Actually, I got a slightly different result (compared to txlaw) from my modified formula. They were very close, but a little bit different. I wonder if it's due to this effect: 1) The common stock owner would be reinvesting the dividend into extra shares. Therefore the dividend needs to be multiplied by the FULL amount of shares. The total share count grows each year when the dividends are reinvested. 2) My computation that compounds the warrant strike by 6.5% takes this into account (I think). It grows the dividend effectively as if it were reinvested into additional shares, each paying 6.5% worth of missed dividend cost. Each year, the dividend cost is 6.5% bigger than the prior year because there are more shares. Do you agree that makes sense? If you ignore the effect of the missed dividend growing each year (due to the increasing share count of reinvested dividends), then the computation comes out wrong. So I think if you want best accuracy you can't simply add 6.5% to .69%. It's relatively close though, but for the sake of exactness it misses by a bit. so this is still my best stab at it: 17.65*1.x^5.5=18.33*1.065^5.5 EDIT: Well, it's better than nothing because it does at least recognize that the share count is rising after each dividend. However, it might not be adjusting the share count properly because it would depend on how many shares are purchased with the dividend. A higher stock price would result in fewer added shares, and a lower stock price would result in greater added shares. This is why the BAC "A" warrant dividend protection formula takes into account stock price when it adjusts the warrants for paid dividends. So, now how do you adjust the formula when you can get more than one share per warrant? weeeeee.....

This was focusing on calls with no protection. For those with a threshold, we only have to worry about dividends below the threshold, as the others are accounted for.

I guess if we only had one year, then it would be the same right? Since there is no compounding? Assume: $10 stock $8 strike $3 cost of option $1 dividend 1 year expiry so extra payment is $1, which we subtract from the strike of $8 7*1.x=8*1.125 (which is the same as 8+1) = 28% cost of leverage My method also returns that.
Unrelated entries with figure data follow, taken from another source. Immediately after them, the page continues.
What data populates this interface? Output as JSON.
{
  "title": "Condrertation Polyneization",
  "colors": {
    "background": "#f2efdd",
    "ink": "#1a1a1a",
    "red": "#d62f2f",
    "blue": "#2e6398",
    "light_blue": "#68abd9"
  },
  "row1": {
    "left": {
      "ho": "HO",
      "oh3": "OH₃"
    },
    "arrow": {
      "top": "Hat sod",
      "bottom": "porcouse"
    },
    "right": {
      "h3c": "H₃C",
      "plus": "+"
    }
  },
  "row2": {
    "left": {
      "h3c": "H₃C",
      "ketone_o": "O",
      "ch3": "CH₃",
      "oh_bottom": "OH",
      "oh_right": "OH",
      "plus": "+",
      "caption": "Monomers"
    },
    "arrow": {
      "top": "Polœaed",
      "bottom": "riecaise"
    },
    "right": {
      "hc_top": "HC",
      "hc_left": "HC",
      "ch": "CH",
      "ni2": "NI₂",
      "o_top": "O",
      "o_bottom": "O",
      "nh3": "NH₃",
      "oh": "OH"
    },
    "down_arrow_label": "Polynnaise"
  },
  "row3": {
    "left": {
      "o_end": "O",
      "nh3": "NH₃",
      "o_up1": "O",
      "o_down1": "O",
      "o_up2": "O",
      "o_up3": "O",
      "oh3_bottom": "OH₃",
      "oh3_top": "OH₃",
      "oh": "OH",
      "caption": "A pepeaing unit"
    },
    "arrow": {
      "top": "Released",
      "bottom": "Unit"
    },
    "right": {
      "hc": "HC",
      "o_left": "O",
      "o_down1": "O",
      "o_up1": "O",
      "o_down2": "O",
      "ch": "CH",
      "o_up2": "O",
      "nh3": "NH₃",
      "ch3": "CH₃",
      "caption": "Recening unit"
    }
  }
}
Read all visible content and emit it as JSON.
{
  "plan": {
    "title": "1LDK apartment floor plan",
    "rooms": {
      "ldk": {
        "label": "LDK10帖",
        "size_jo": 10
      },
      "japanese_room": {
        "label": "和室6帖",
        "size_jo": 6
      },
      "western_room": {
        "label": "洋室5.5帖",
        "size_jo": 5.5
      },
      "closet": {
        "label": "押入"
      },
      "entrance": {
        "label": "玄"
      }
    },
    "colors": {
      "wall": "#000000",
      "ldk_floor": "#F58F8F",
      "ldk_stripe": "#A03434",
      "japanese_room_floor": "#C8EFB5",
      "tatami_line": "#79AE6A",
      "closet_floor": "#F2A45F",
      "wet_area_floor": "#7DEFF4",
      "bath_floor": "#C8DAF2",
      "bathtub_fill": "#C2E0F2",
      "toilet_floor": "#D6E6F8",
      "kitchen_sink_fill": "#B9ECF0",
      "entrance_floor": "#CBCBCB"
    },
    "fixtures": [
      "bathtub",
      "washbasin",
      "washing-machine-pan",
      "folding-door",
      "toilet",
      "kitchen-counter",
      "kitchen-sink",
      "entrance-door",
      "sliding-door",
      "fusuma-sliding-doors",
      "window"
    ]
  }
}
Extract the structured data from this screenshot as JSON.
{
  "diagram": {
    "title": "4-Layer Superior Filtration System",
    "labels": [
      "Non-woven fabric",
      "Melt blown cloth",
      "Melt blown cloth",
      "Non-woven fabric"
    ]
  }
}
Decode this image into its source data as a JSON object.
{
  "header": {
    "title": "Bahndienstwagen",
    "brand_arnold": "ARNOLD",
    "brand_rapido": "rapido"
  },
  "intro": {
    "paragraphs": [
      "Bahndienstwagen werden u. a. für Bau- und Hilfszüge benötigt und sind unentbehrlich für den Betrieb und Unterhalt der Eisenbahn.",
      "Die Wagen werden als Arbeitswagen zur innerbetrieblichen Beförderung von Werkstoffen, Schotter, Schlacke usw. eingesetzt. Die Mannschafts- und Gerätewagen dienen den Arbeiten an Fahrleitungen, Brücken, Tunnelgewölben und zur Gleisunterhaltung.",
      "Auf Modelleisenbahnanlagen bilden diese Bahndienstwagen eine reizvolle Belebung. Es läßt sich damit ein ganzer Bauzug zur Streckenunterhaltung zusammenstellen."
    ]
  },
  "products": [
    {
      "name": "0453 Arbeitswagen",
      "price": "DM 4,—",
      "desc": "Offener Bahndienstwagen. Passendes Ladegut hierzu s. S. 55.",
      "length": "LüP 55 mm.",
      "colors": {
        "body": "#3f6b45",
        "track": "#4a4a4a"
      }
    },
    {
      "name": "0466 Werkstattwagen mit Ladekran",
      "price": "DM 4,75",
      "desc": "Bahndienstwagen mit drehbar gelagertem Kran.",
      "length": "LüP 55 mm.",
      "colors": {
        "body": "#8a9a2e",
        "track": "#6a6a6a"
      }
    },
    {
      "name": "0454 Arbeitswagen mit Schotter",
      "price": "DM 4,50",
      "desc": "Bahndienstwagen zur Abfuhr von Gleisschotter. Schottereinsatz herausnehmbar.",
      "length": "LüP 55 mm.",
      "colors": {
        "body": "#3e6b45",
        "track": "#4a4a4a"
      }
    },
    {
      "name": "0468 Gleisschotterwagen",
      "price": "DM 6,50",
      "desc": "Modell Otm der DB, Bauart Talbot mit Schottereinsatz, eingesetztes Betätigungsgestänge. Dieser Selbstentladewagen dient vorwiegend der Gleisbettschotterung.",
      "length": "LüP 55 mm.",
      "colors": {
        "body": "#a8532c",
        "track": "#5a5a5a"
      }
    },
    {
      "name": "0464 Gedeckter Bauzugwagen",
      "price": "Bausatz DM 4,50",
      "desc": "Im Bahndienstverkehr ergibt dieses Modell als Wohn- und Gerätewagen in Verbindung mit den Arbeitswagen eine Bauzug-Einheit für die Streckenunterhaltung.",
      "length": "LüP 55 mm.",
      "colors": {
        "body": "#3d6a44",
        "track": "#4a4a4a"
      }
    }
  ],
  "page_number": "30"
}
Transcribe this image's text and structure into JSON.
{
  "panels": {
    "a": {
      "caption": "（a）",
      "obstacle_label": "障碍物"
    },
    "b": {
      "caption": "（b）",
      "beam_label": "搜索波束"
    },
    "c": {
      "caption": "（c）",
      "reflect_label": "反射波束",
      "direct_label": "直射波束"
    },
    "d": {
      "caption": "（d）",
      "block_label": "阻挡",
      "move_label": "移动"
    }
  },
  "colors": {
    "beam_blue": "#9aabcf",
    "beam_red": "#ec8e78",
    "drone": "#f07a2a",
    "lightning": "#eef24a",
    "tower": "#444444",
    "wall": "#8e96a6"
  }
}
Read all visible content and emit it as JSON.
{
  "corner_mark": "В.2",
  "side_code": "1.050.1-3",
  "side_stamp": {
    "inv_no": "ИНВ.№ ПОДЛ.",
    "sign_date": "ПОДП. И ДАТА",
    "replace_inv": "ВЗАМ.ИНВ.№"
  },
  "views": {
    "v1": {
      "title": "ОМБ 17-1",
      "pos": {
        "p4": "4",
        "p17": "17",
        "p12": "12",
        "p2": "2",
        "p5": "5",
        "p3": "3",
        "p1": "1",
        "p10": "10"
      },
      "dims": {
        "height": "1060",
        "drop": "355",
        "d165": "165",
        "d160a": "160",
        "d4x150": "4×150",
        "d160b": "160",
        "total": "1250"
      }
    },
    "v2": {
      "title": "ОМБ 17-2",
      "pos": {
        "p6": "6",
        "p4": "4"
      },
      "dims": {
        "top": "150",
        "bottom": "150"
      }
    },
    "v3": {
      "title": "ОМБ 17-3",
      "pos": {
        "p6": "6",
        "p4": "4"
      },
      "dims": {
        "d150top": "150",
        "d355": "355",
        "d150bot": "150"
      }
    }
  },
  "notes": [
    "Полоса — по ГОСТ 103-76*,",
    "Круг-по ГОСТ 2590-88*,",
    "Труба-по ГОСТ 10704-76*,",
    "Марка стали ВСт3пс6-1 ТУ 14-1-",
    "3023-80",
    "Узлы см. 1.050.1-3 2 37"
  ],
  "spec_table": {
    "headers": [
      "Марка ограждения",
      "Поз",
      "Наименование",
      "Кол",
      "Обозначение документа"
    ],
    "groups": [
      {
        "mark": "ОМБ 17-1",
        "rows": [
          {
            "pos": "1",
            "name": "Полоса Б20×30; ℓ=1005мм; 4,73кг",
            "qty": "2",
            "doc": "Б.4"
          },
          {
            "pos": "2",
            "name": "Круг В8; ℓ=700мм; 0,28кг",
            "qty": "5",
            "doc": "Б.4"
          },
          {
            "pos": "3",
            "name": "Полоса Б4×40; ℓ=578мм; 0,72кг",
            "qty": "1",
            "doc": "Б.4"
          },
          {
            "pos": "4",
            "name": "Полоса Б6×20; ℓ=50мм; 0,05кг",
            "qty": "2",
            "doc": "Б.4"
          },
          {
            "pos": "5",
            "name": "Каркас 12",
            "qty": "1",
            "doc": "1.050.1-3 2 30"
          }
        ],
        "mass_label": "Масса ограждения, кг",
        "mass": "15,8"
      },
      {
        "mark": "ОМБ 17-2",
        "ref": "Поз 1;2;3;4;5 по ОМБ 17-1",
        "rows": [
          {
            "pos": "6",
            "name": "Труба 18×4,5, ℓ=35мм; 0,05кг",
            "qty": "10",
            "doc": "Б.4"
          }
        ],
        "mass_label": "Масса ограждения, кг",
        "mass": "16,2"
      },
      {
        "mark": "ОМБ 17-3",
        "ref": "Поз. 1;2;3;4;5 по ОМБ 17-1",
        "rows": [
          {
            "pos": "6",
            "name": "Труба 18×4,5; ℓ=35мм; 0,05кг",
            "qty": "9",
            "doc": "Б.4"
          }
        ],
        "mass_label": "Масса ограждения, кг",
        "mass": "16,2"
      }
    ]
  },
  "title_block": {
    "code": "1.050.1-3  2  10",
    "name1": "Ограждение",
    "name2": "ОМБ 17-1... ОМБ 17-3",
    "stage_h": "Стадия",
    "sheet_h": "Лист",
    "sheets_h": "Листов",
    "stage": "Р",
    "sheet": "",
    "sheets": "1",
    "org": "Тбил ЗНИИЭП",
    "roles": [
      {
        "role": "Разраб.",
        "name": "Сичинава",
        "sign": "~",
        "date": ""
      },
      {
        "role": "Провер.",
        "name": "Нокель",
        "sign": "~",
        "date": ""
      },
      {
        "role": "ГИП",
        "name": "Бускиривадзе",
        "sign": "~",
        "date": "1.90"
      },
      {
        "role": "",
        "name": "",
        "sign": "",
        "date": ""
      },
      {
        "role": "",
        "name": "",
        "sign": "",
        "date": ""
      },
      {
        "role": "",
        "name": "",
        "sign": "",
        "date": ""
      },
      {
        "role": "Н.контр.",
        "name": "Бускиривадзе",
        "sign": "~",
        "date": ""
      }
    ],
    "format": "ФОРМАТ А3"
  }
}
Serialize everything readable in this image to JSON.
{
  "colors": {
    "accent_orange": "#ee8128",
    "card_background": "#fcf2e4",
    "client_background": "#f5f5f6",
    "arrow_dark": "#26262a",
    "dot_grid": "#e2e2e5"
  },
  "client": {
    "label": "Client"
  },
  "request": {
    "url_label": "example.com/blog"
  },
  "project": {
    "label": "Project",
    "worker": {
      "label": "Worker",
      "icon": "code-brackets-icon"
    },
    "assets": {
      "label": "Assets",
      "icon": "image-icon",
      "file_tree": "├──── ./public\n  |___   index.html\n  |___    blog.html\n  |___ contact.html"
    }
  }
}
I think I just made it a tautological statement though...

How can we verify that this number is correct? Previously, we could look at returns of each vehicle, but with this formula, I'm unsure how we would compare the common to warrant. For example, the math I used before to test would show that the calculated price was too high with these new costs of leverage.

I believe it solves the problem where the dividends from the common are immediately reinvested into the common stock. I guess so, but you have to know the common price at those points to get an actual number, right?

I think it makes sense. The problem I have with these types of answers is that I don't see a good way to verify the result. How can we be sure that is the cost of leverage versus the common for example? Do we assume the dividends are reinvested? If so, at what rate do they compound? Or if we were reinvesting, we have to make assumptions about what prices we reinvest at. I guess it is inherently an approximation at this point.

yeah, I think I'm at the point where it is close enough, unless there are major problems with my current solution.

I guess I could calculate what the total returns would be if we reinvested dividends and see if it ended up being txlaw's result. That could take a while though...

That being said, I'm not sure that txlaw's method incorporates the missed compounding of dividends either--it seemed like it was just adding the missed yield relative to the strike to the premium cost of leverage portion. I suspect his method is too high and ours is too low. I'm not sure how to overcome this issue. Perhaps call it close enough, and know that it falls a little short.